While these apps bring a lot of convenience to our lives, they have also made running scams more convenient for cybercriminals. According to experts, the rate of fraud on Venmo and Cash App is three to four times higher than with credit or debit cards. While PayPal and Square don’t provide statistics about scams, there are some telling signs. The New York Times and Apptopia, a mobile services tracking firm, found that the number of users mentioning frauds or scams in Venmo customer reviews had increased by four times in the past year.

It seems that Cash App has the most fraudulent activity, with the Better Business Bureau reporting twice as many complaints about Cash App as Venmo, even though Venmo has more users. Zelle has a better track record when it comes to fraud, most likely because it requires a more thorough authentication process when setting up an account. It also has better legal protections for folks who have been scammed.

Some of the things that make these payment apps so quick and easy are exactly the reasons it’s so easy to scam users. The instantaneous payments mean that there’s not much of a vetting process, and not much time to catch a fraudulent transaction before it’s too late. Because you only need an email address or phone number to set up an account, it’s easy for criminals to set up dummy accounts for running scams.

Other scams have been facilitated by the marketing choices of the companies. For example, Cash App regularly runs a Cash App Friday promotion, in which users are rewarded for sharing their username, or $Cashtag, on social media. Unfortunately, this has essentially created a Rolodex of potential victims for criminals.

Square and PayPal are doing what they can to address the problem.
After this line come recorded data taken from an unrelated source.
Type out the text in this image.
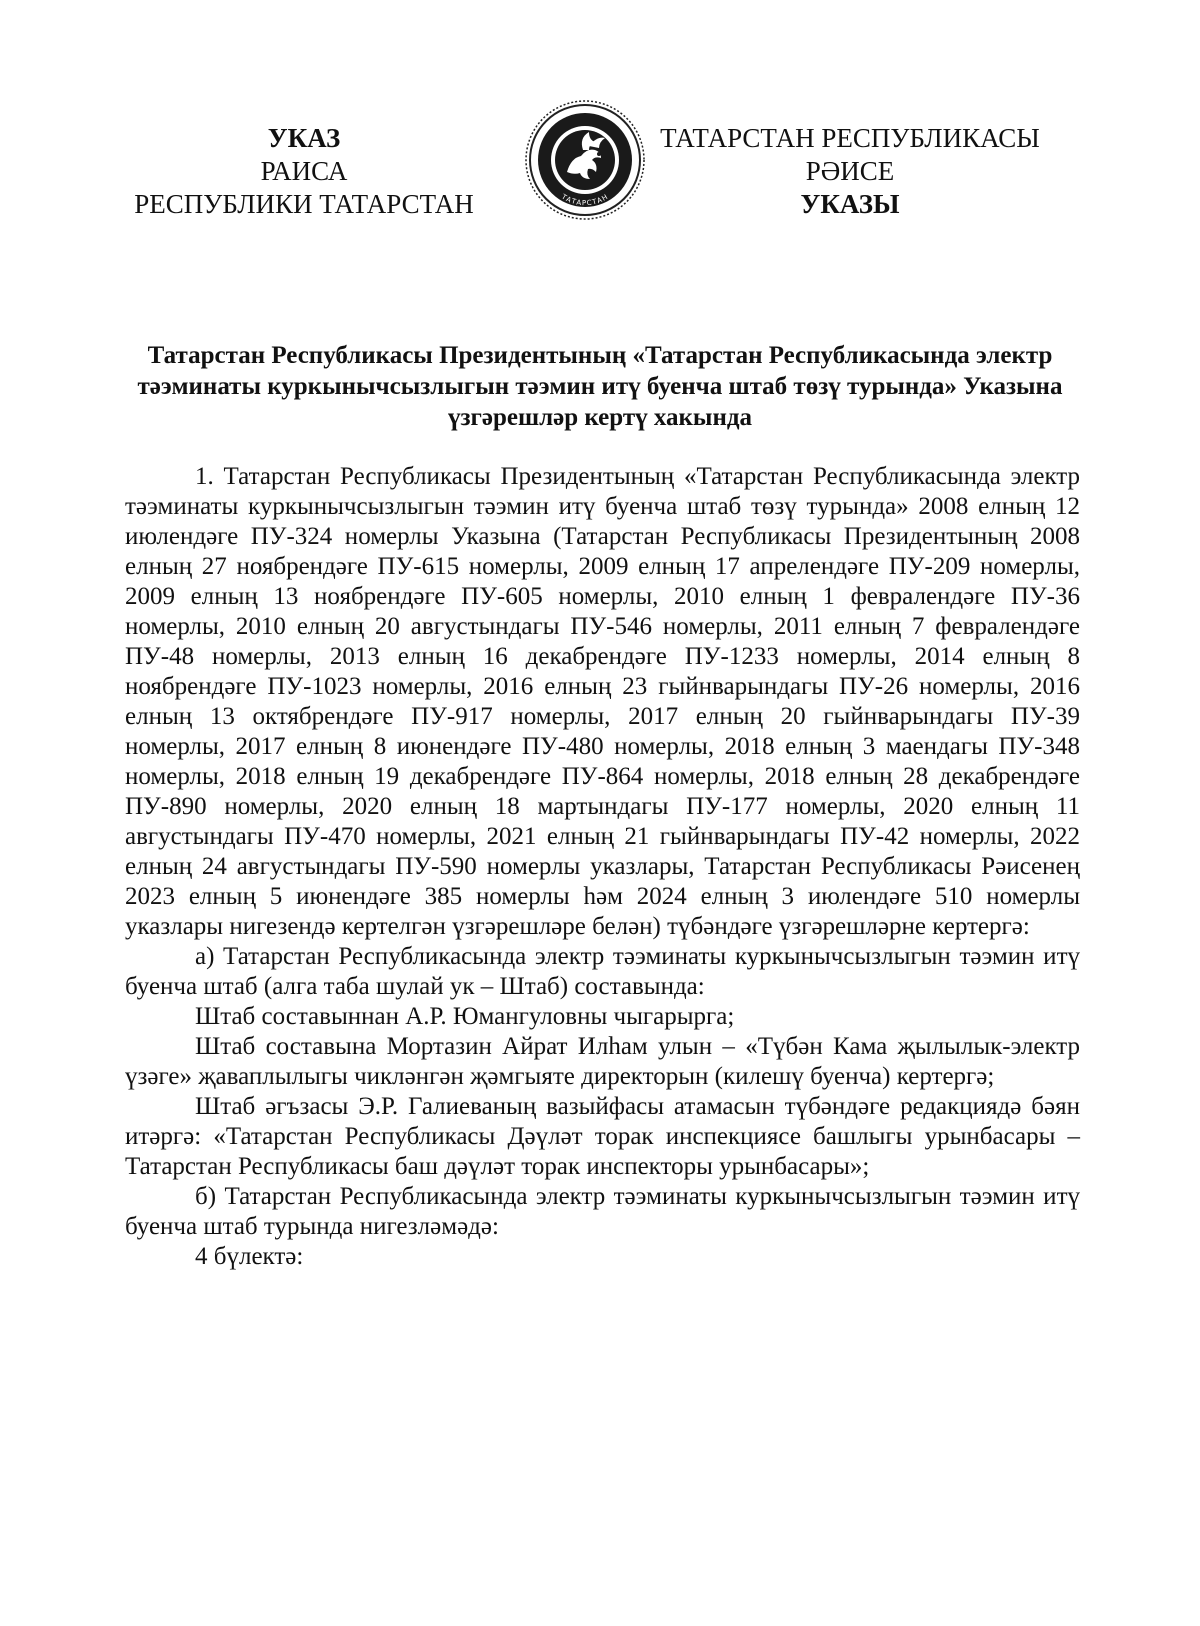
УКАЗ
РАИСА
РЕСПУБЛИКИ ТАТАРСТАН	ТАТАРСТАН
ТАТАРСТАН РЕСПУБЛИКАСЫ
РӘИСЕ
УКАЗЫ
Татарстан Республикасы Президентының «Татарстан Республикасында электр тәэминаты куркынычсызлыгын тәэмин итү буенча штаб төзү турында» Указына үзгәрешләр кертү хакында

1. Татарстан Республикасы Президентының «Татарстан Республикасында электр тәэминаты куркынычсызлыгын тәэмин итү буенча штаб төзү турында» 2008 елның 12 июлендәге ПУ-324 номерлы Указына (Татарстан Республикасы Президентының 2008 елның 27 ноябрендәге ПУ-615 номерлы, 2009 елның 17 апрелендәге ПУ-209 номерлы, 2009 елның 13 ноябрендәге ПУ-605 номерлы, 2010 елның 1 февралендәге ПУ-36 номерлы, 2010 елның 20 августындагы ПУ-546 номерлы, 2011 елның 7 февралендәге ПУ-48 номерлы, 2013 елның 16 декабрендәге ПУ-1233 номерлы, 2014 елның 8 ноябрендәге ПУ-1023 номерлы, 2016 елның 23 гыйнварындагы ПУ-26 номерлы, 2016 елның 13 октябрендәге ПУ-917 номерлы, 2017 елның 20 гыйнварындагы ПУ-39 номерлы, 2017 елның 8 июнендәге ПУ-480 номерлы, 2018 елның 3 маендагы ПУ-348 номерлы, 2018 елның 19 декабрендәге ПУ-864 номерлы, 2018 елның 28 декабрендәге ПУ-890 номерлы, 2020 елның 18 мартындагы ПУ-177 номерлы, 2020 елның 11 августындагы ПУ-470 номерлы, 2021 елның 21 гыйнварындагы ПУ-42 номерлы, 2022 елның 24 августындагы ПУ-590 номерлы указлары, Татарстан Республикасы Рәисенең 2023 елның 5 июнендәге 385 номерлы һәм 2024 елның 3 июлендәге 510 номерлы указлары нигезендә кертелгән үзгәрешләре белән) түбәндәге үзгәрешләрне кертергә:

а) Татарстан Республикасында электр тәэминаты куркынычсызлыгын тәэмин итү буенча штаб (алга таба шулай ук – Штаб) составында:

Штаб составыннан А.Р. Юмангуловны чыгарырга;

Штаб составына Мортазин Айрат Илһам улын – «Түбән Кама җылылык-электр үзәге» җаваплылыгы чикләнгән җәмгыяте директорын (килешү буенча) кертергә;

Штаб әгъзасы Э.Р. Галиеваның вазыйфасы атамасын түбәндәге редакциядә бәян итәргә: «Татарстан Республикасы Дәүләт торак инспекциясе башлыгы урынбасары – Татарстан Республикасы баш дәүләт торак инспекторы урынбасары»;

б) Татарстан Республикасында электр тәэминаты куркынычсызлыгын тәэмин итү буенча штаб турында нигезләмәдә:

4 бүлектә:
Lena Anderson of Square says that they are “aware that there has been a recent rise in scammers trying to take advantage of customers using financial products, including Cash App. We’ve taken a number of proactive steps and made it our top priority.”

One “proactive step” Square has taken is to roll out a customer service phoneline, not only to make it faster and easier for customers to vet potentially fraudulent transactions or report scams, but also because scammers have been creating fake customer service phonelines to target users and collect their personal information. The phoneline is currently available to only some customers, but Square plans to scale it up to be available for all users over time.

Until these companies come up with more robust security systems, there are several things you can do to avoid scams. While you might get a cash bonus from Cash App, it’s probably not worth it to share your $Cashtag on social media. Only share your username with people you know. Never share your personal or banking information with strangers. Examine all transactions carefully. Some scammers are stealing money by making a payment request from an account that looks legitimate, but may have a slightly different spelling or one-letter change in the name.

No legitimate agents of these services should ever ask you for your sign-in code, or to download software, and you shouldn’t click on any links in messages promising cash prizes. Never send small payments in exchange for a promised reward – if it sounds too good to be true, it’s probably a scam. Don’t use digital payment apps to pay for or receive payment from sales on Craigslist, Offer Up, or Facebook Marketplace.

If you think you’ve been scammed, changed your PIN number immediately and contact the company and/or the FTC.